Our reliance on fossil fuels amplifies virtually every impact we exert on our environment. Yet fossil fuels have also helped to bring us the material affluence our society enjoys today. By exploiting the richly concentrated energy in coal, oil, and natural gas, we have been able to power the machinery of the industrial revolution, produce chemicals that boost crop yields, run vehicles and transportation networks, and manufacture and distribute countless consumer products. However, in extracting coal, oil, and natural gas, we are splurging on a one-time bonanza, because these fuels are nonrenewable and in finite supply.
Attempts to reach further for new fossil fuel sources all seem to threaten more impacts for relatively less fuel. The energy choices we make now will greatly influence the quality of our lives for the rest of the 21st century and beyond. As a college student, you can help to design and implement sustainable solutions on your own campus. Proponents of campus sustainability seek ways to help colleges and universities reduce their ecological footprints. Although we tend to think of colleges and universities as enlightened and progressive institutions that benefit society, they also are centers of lavish resource consumption.

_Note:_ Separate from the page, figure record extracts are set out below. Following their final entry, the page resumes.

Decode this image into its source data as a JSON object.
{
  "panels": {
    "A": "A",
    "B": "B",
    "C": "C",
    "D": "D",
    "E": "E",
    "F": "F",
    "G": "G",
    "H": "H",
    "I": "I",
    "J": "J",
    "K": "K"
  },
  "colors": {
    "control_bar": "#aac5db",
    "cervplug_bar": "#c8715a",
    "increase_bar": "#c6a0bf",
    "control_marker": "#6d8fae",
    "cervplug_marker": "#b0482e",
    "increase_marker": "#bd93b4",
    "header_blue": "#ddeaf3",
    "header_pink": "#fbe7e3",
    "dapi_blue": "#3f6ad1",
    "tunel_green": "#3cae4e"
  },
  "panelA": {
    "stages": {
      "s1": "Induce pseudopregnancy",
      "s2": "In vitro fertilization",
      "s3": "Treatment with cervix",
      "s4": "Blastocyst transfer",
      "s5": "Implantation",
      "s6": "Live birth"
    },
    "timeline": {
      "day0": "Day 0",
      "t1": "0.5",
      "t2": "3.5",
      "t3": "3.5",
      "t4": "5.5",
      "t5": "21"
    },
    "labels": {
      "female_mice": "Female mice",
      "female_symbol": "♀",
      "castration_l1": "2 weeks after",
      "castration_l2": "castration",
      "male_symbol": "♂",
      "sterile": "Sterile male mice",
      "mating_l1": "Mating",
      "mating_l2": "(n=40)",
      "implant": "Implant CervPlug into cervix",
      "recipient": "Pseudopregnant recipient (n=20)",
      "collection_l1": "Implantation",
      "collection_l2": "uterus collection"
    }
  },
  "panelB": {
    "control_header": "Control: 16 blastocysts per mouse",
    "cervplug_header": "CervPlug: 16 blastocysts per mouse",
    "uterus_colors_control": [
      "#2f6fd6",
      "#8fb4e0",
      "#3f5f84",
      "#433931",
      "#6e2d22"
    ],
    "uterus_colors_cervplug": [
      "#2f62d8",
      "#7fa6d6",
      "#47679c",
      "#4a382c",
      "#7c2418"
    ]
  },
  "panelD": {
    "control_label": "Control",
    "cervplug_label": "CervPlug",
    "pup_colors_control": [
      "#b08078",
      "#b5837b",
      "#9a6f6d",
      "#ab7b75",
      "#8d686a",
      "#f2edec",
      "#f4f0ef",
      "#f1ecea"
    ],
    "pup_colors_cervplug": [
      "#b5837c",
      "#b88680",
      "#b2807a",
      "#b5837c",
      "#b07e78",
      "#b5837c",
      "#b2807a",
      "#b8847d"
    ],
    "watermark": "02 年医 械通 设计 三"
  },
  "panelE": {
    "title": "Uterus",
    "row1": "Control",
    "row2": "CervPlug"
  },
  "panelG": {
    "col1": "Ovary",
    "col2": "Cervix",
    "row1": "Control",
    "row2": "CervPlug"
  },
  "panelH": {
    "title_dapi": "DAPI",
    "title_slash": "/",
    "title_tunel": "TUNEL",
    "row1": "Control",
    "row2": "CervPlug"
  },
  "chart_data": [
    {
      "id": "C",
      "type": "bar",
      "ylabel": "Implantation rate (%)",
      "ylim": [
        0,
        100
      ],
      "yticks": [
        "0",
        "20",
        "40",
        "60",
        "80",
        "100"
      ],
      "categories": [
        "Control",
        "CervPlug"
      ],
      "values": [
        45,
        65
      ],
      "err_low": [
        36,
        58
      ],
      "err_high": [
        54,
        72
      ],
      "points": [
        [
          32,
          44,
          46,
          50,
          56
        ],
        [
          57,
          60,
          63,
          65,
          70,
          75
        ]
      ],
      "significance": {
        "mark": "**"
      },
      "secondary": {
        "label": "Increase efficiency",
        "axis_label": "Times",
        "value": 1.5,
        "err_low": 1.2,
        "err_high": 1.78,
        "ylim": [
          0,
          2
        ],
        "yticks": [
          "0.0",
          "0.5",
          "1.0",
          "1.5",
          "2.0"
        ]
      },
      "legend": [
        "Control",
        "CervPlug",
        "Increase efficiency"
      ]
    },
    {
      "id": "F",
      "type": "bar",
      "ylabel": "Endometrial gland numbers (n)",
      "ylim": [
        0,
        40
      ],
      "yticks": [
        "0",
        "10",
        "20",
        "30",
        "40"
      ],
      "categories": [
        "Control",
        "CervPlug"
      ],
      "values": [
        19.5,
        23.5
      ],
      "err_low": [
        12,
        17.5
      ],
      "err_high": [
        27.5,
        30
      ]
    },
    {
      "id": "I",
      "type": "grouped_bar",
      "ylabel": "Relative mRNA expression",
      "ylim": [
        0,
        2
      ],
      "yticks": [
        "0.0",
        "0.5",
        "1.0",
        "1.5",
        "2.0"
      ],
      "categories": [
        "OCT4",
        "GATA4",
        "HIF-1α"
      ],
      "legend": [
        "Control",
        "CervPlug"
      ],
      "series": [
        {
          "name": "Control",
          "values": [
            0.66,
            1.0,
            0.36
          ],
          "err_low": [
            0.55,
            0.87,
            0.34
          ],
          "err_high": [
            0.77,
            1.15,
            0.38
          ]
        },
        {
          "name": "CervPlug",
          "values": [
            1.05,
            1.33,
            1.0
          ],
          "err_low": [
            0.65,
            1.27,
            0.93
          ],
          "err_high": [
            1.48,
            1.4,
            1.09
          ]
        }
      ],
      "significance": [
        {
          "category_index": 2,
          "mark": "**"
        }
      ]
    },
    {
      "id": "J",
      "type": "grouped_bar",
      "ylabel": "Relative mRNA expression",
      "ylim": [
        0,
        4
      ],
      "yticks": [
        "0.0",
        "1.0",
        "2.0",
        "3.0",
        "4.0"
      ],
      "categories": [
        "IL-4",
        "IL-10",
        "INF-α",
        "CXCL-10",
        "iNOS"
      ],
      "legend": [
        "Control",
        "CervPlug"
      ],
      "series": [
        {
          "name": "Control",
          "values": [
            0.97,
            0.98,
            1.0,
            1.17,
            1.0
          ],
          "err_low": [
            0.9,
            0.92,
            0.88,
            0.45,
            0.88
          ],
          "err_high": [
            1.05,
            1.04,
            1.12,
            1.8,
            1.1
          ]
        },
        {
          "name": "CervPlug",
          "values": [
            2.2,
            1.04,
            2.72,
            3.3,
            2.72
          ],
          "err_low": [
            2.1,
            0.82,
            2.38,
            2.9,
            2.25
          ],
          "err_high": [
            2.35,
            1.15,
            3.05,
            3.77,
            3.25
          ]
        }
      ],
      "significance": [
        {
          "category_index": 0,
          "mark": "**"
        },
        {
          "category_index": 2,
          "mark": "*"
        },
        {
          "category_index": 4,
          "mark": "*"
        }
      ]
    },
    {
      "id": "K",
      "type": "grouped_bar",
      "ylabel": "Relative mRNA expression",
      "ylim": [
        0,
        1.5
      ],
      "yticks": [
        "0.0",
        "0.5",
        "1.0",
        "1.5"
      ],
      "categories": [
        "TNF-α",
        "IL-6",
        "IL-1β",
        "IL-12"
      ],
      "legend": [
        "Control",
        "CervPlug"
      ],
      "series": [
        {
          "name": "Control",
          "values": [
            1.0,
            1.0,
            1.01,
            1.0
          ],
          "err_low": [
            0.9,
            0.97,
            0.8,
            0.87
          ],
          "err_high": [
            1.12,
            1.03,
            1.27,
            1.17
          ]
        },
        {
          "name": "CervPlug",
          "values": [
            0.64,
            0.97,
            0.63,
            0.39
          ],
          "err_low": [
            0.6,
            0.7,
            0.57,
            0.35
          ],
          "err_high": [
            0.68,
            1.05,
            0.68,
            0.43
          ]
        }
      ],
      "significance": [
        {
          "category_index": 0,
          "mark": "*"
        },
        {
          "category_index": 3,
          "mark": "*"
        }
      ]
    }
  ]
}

Classrooms, offices, research labs, residence halls, dining halls, sports arenas, and vehicle fleets all consume resources and generate waste. Together the 4500 campuses in the United States spend $400 billion each year on products and services and generate about 2% of U.S. carbon emissions. Reducing the ecological footprint of a campus can be challenging, but students, faculty, staff, and administrators on thousands of campuses are working together to make the operations of educational institutions more sustainable.